Randomized, Controlled Investigation Using Namilumab, a Specific Human Anti-GM-CSF Monoclonal Antibody

K.A. Papp; M. Gooderham; R. Jenkins; R. Vender; J.C. Szepietowski; T. Wagner; B. Hunt; B. Souberbielle; on behalf of the NEPTUNE investigators


The British Journal of Dermatology. 2019;180(6):1352-1360. 

In This Article

Abstract and Introduction


Background: The relevance of granulocyte–macrophage colony-stimulating factor (GM-CSF) in the management of psoriasis has not been studied previously. GM-CSF is important in the initiation and maintenance of chronic inflammatory processes.

Objectives: To investigate the clinical use of GM-CSF neutralization by evaluating the efficacy and safety of namilumab (AMG203), a monoclonal antibody GM-CSF inhibitor, in patients with moderate-to-severe plaque psoriasis.

Methods: A phase II, multicentre, randomized, double-blind, placebo-controlled, parallel-group, dose-finding, proof-of-concept study (NEPTUNE) was conducted. Four doses of namilumab (20, 50, 80 and 150 mg, via subcutaneous injection) were compared with placebo. Assessment of the primary end point – the proportion of patients achieving ≥ 75% reduction in Psoriasis Area and Severity Index (PASI 75 treatment response) – was performed at week 12. Exploratory investigation at the tissue level was conducted in a subset of the overall study population. The trial was registered with the number NCT02129777.

Results: In total, 122 patients were enrolled and 106 (86·9%) completed the double-blind treatment; 16 (13·1%) prematurely discontinued study medication. Serum concentration–time profiles were as expected for subcutaneous delivery of an IgG1 monoclonal antibody, and exposure increased proportionally with dose elevation. The number of patients showing PASI 75 treatment response at week 12 was low in all groups; no significant difference was recorded in this end point between placebo and any namilumab group. Similar outcomes were recorded for other clinical study end points. Moreover, no significant treatment-related changes from baseline were observed in laboratory investigations of cell types or subpopulations, or cytokines relevant to inflammatory pathways in psoriasis.

Conclusions: GM-CSF blockade is not critical for suppression of key inflammatory pathways underlying psoriasis.


Psoriasis is a chronic, immune-mediated inflammatory disease associated with significant impairment of physical and psychological quality of life.[1,2] Present understanding of its pathogenesis places importance on interleukin (IL)-23/IL-17 cytokines and T-lymphocyte activation, with the proinflammatory cytokine IL-17 as the key pathogenic driver.[3]

Recent clinical studies have demonstrated the potential for effective control of psoriasis with specific anti-IL-23 therapy.[4,5] Moreover, systemic IL-17 inhibition[6–8] now appears to offer patients the best therapeutic prospect (speed of onset and overall clinical effect).
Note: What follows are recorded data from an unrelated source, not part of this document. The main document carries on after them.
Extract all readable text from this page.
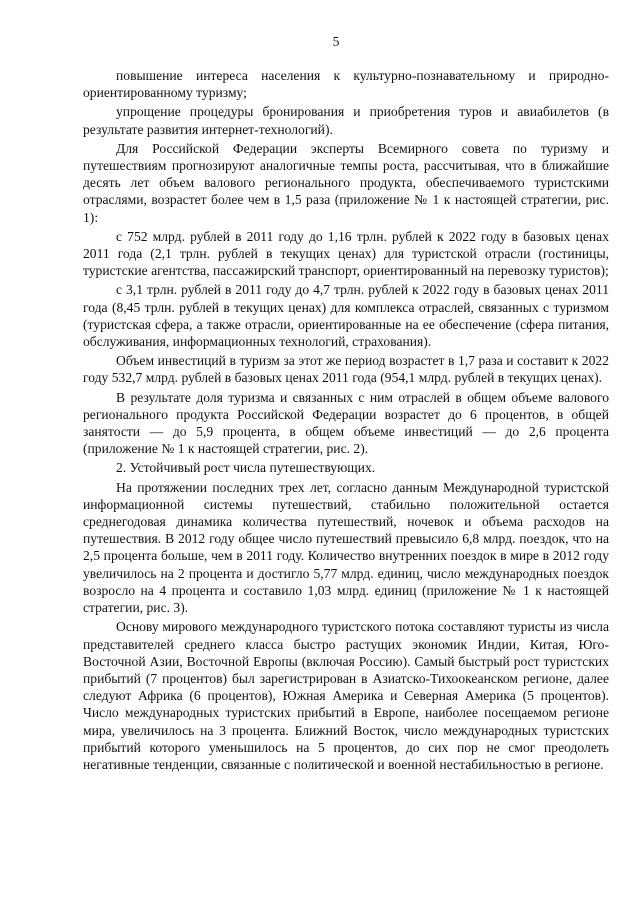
5

повышение интереса населения к культурно-познавательному и природно-ориентированному туризму;

упрощение процедуры бронирования и приобретения туров и авиабилетов (в результате развития интернет-технологий).

Для Российской Федерации эксперты Всемирного совета по туризму и путешествиям прогнозируют аналогичные темпы роста, рассчитывая, что в ближайшие десять лет объем валового регионального продукта, обеспечиваемого туристскими отраслями, возрастет более чем в 1,5 раза (приложение № 1 к настоящей стратегии, рис. 1):

с 752 млрд. рублей в 2011 году до 1,16 трлн. рублей к 2022 году в базовых ценах 2011 года (2,1 трлн. рублей в текущих ценах) для туристской отрасли (гостиницы, туристские агентства, пассажирский транспорт, ориентированный на перевозку туристов);

с 3,1 трлн. рублей в 2011 году до 4,7 трлн. рублей к 2022 году в базовых ценах 2011 года (8,45 трлн. рублей в текущих ценах) для комплекса отраслей, связанных с туризмом (туристская сфера, а также отрасли, ориентированные на ее обеспечение (сфера питания, обслуживания, информационных технологий, страхования).

Объем инвестиций в туризм за этот же период возрастет в 1,7 раза и составит к 2022 году 532,7 млрд. рублей в базовых ценах 2011 года (954,1 млрд. рублей в текущих ценах).

В результате доля туризма и связанных с ним отраслей в общем объеме валового регионального продукта Российской Федерации возрастет до 6 процентов, в общей занятости — до 5,9 процента, в общем объеме инвестиций — до 2,6 процента (приложение № 1 к настоящей стратегии, рис. 2).

2. Устойчивый рост числа путешествующих.

На протяжении последних трех лет, согласно данным Международной туристской информационной системы путешествий, стабильно положительной остается среднегодовая динамика количества путешествий, ночевок и объема расходов на путешествия. В 2012 году общее число путешествий превысило 6,8 млрд. поездок, что на 2,5 процента больше, чем в 2011 году. Количество внутренних поездок в мире в 2012 году увеличилось на 2 процента и достигло 5,77 млрд. единиц, число международных поездок возросло на 4 процента и составило 1,03 млрд. единиц (приложение № 1 к настоящей стратегии, рис. 3).

Основу мирового международного туристского потока составляют туристы из числа представителей среднего класса быстро растущих экономик Индии, Китая, Юго-Восточной Азии, Восточной Европы (включая Россию). Самый быстрый рост туристских прибытий (7 процентов) был зарегистрирован в Азиатско-Тихоокеанском регионе, далее следуют Африка (6 процентов), Южная Америка и Северная Америка (5 процентов). Число международных туристских прибытий в Европе, наиболее посещаемом регионе мира, увеличилось на 3 процента. Ближний Восток, число международных туристских прибытий которого уменьшилось на 5 процентов, до сих пор не смог преодолеть негативные тенденции, связанные с политической и военной нестабильностью в регионе.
Despite these treatment advances, investigation of agents with new mechanisms of action is still considered crucial for full characterization of relevant inflammatory pathways and future clinical practice.
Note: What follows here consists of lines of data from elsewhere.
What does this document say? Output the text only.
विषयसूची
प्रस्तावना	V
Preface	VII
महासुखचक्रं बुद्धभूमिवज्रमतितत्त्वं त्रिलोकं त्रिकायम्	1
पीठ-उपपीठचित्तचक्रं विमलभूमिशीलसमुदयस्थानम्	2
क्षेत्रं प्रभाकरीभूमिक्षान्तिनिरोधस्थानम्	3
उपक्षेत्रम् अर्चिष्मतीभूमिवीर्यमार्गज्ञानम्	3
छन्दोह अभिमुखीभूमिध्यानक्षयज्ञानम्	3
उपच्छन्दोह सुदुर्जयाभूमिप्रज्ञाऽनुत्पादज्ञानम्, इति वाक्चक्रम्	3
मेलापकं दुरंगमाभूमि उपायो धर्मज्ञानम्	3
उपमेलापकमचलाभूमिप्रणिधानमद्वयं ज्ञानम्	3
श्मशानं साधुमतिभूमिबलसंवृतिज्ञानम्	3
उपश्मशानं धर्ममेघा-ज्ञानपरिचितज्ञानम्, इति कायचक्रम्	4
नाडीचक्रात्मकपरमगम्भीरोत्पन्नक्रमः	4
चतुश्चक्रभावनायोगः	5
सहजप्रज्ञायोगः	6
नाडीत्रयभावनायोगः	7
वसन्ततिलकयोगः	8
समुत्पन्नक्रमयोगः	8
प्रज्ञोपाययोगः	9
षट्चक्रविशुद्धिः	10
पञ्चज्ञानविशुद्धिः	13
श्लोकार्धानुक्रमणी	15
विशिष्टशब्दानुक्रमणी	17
As a major immune modulator, granulocyte–macrophage colony-stimulating factor (GM-CSF)[9] is of potential relevance in psoriasis. Within the skin, GM-CSF is produced by activated T lymphocytes, myeloid cells, endothelial cells, macrophages, fibroblasts and keratinocytes.[10,11] It is detectable in psoriasis-related skin blister fluid and in the serum of patients with psoriasis.[12] Its expression is elevated in psoriatic lesions.[13] Supporting a key role in pathogenesis, GM-CSF neutralization in a flaky skin mouse model of psoriasis has been shown to inhibit neutrophil migration to the skin with alleviation of psoriasiform features in the skin.[14] Additionally, GM-CSF treatment of neutropenia in patients with psoriasis can trigger maculopapular eruptions and exacerbation of the disease.[15,16] Together, these features have led to the hypothesis that GM-CSF neutralization in patients with psoriasis could offer clinical benefit through inhibition of keratinocyte proliferation,[17,18] inhibition of cellular infiltration of the skin and key inflammatory cytokines (such as IL-23, IL-12 and IL-17)[19–21] and inhibition of vascularization and angiogenesis.[22]
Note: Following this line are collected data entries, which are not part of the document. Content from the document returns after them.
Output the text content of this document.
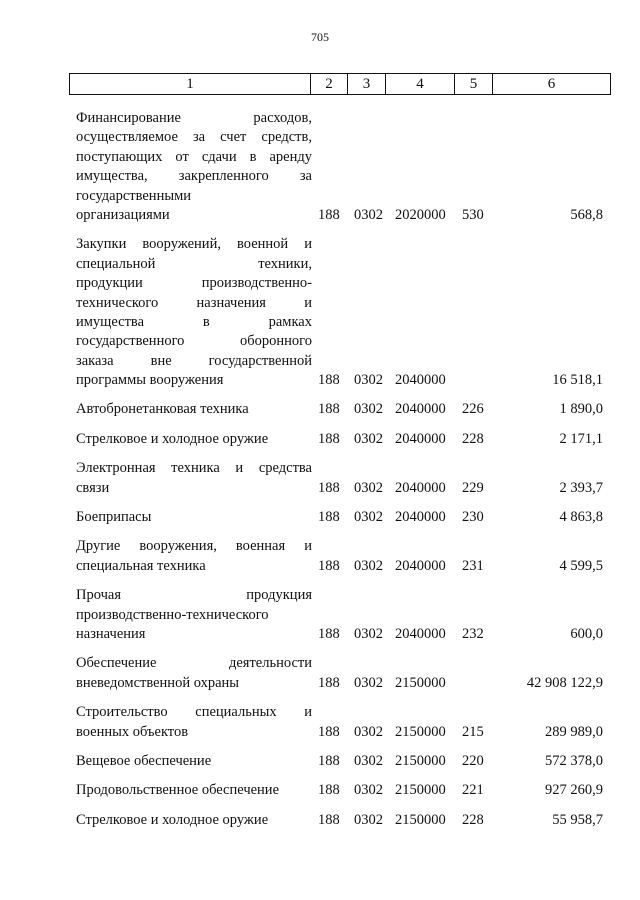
705
1	2	3	4	5	6
Финансирование расходов,
осуществляемое за счет средств,
поступающих от сдачи в аренду
имущества, закрепленного за
государственными
организациями	188 0302 2020000 530	568,8
Закупки вооружений, военной и
специальной техники,
продукции производственно-
технического назначения и
имущества в рамках
государственного оборонного
заказа вне государственной
программы вооружения	188 0302 2040000	16 518,1
Автобронетанковая техника	188 0302 2040000 226	1 890,0
Стрелковое и холодное оружие	188 0302 2040000 228	2 171,1
Электронная техника и средства
связи	188 0302 2040000 229	2 393,7
Боеприпасы	188 0302 2040000 230	4 863,8
Другие вооружения, военная и
специальная техника	188 0302 2040000 231	4 599,5
Прочая продукция
производственно-технического
назначения	188 0302 2040000 232	600,0
Обеспечение деятельности
вневедомственной охраны	188 0302 2150000	42 908 122,9
Строительство специальных и
военных объектов	188 0302 2150000 215	289 989,0
Вещевое обеспечение	188 0302 2150000 220	572 378,0
Продовольственное обеспечение	188 0302 2150000 221	927 260,9
Стрелковое и холодное оружие	188 0302 2150000 228	55 958,7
Namilumab (AMG203) is a human IgG1 monoclonal antibody that potently and specifically neutralizes human and macaque GM-CSF (Takeda: data on file). In the study reported here, the efficacy and safety of namilumab were compared with those of placebo in a 12-week evaluation of treatment for patients with moderate-to-severe plaque psoriasis, providing the basis for a first reported investigation into the relevance of GM-CSF as a therapeutic target for psoriasis.